Unis, les syndicats de cheminots veulent « mettre la pression » sur Matignon

SAINT-DENIS, 25 avril 2018 (AFP) – Les syndicats de la SNCF ont affiché mercredi leur unité et leur volonté de « mettre la pression » sur le Premier ministre Edouard Philippe, en annonçant des rassemblements le 3 mai à Paris et en province, quatre jours avant les rendez-vous de Matignon.

L’intersyndicale CGT-Unsa-SUD-CFDT se réunissait au lendemain de l’annonce de M. Philippe qu’il les recevrait, en même temps que leurs responsables confédéraux, le 7 mai en réunions bilatérales. Une invitation à « mettre au crédit du rapport de force », a redit mercredi Laurent Brun (CGT-cheminots).

Le chef du gouvernement devra « clarifier » une réforme ferroviaire « brouillonne » et « très idéologique », a résumé devant la presse le responsable du premier syndicat de la SNCF, depuis le siège de la CFDT-Cheminots à Saint-Denis.

« Nous n’imaginons pas que le Premier ministre nous convoque pour nous dire que rien ne changera et que les négociations sont closes », a-t-il poursuivi. Les syndicats veulent « avoir affaire à celui qui a le dossier en main » et « enfin » négocier « sur la base d’un projet viable » socialement et économiquement, a ajouté Erik Meyer de SUD-rail.

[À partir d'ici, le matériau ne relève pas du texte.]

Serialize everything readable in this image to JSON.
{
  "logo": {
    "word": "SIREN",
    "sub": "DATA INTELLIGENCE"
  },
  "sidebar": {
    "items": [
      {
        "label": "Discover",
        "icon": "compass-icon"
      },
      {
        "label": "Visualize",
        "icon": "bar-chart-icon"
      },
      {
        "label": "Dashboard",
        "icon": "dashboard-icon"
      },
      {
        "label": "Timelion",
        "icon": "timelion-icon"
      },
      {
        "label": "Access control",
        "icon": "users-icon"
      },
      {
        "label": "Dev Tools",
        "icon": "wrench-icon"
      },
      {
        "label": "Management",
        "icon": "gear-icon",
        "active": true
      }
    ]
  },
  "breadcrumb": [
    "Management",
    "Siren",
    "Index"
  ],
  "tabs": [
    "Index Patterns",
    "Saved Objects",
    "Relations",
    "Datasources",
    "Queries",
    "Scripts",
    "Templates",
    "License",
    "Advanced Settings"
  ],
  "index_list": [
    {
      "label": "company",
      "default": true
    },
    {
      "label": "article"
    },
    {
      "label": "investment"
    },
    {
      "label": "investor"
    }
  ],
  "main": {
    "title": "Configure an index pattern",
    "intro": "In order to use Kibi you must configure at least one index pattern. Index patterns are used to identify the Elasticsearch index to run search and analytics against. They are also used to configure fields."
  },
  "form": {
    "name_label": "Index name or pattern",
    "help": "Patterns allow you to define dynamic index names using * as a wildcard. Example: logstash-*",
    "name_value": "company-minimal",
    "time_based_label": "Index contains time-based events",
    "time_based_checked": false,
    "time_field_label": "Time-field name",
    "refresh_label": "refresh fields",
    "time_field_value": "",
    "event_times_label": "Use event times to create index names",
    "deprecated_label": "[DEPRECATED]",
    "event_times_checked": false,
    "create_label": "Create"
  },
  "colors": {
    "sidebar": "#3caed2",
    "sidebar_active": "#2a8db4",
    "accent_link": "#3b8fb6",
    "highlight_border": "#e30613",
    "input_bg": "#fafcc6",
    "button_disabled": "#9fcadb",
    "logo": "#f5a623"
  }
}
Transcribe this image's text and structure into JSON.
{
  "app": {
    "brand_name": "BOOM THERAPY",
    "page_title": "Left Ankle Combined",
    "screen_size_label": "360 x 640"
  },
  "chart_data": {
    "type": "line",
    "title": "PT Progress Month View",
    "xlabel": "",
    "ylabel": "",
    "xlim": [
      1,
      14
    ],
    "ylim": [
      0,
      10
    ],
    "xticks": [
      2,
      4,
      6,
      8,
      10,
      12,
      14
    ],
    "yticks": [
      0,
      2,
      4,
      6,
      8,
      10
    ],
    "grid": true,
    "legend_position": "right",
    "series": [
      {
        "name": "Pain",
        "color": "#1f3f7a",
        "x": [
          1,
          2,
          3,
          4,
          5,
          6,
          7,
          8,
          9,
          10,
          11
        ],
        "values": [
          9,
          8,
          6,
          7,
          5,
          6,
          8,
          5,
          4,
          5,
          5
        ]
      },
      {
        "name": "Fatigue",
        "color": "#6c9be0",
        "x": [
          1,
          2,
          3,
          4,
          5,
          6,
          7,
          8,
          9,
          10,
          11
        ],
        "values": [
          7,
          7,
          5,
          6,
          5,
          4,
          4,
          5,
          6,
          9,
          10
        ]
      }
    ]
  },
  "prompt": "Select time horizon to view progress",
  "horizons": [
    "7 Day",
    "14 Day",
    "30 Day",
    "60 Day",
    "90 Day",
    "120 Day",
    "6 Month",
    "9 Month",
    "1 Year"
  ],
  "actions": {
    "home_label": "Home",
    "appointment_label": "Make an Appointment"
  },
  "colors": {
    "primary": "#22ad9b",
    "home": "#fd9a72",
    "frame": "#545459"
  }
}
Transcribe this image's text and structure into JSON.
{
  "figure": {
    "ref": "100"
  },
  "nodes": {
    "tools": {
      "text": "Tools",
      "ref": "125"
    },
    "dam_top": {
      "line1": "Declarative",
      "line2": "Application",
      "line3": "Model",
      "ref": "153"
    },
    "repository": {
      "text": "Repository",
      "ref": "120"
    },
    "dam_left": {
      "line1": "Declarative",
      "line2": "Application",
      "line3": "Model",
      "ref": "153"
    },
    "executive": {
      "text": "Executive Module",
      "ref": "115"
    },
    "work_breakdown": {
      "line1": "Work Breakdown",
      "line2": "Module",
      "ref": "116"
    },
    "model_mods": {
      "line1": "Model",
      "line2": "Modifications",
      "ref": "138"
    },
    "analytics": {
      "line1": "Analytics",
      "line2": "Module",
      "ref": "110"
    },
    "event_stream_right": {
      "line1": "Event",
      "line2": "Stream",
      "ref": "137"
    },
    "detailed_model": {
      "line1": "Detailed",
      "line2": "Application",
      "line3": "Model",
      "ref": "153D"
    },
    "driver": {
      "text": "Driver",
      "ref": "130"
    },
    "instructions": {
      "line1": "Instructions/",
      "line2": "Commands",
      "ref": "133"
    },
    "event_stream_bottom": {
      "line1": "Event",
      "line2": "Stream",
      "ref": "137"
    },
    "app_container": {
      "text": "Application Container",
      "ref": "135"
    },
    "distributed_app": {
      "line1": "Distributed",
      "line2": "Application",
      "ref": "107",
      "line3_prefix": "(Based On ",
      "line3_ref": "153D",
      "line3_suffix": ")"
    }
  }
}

Pour eux, les rencontres à Matignon sont l’occasion de repartir d’une feuille blanche. Mais pas pour le gouvernement, qui présente l’événement comme la suite logique des concertations menées depuis deux mois.

« C’est la +phase deux+ qui va s’ouvrir le 7 mai à Matignon, en présence du Premier ministre et de la ministre des Transports (Élisabeth Borne) qui aura ensuite la responsabilité des suites de la discussion », a déclaré le porte-parole du gouvernement Benjamin Griveaux, mercredi sur France Bleu Alsace.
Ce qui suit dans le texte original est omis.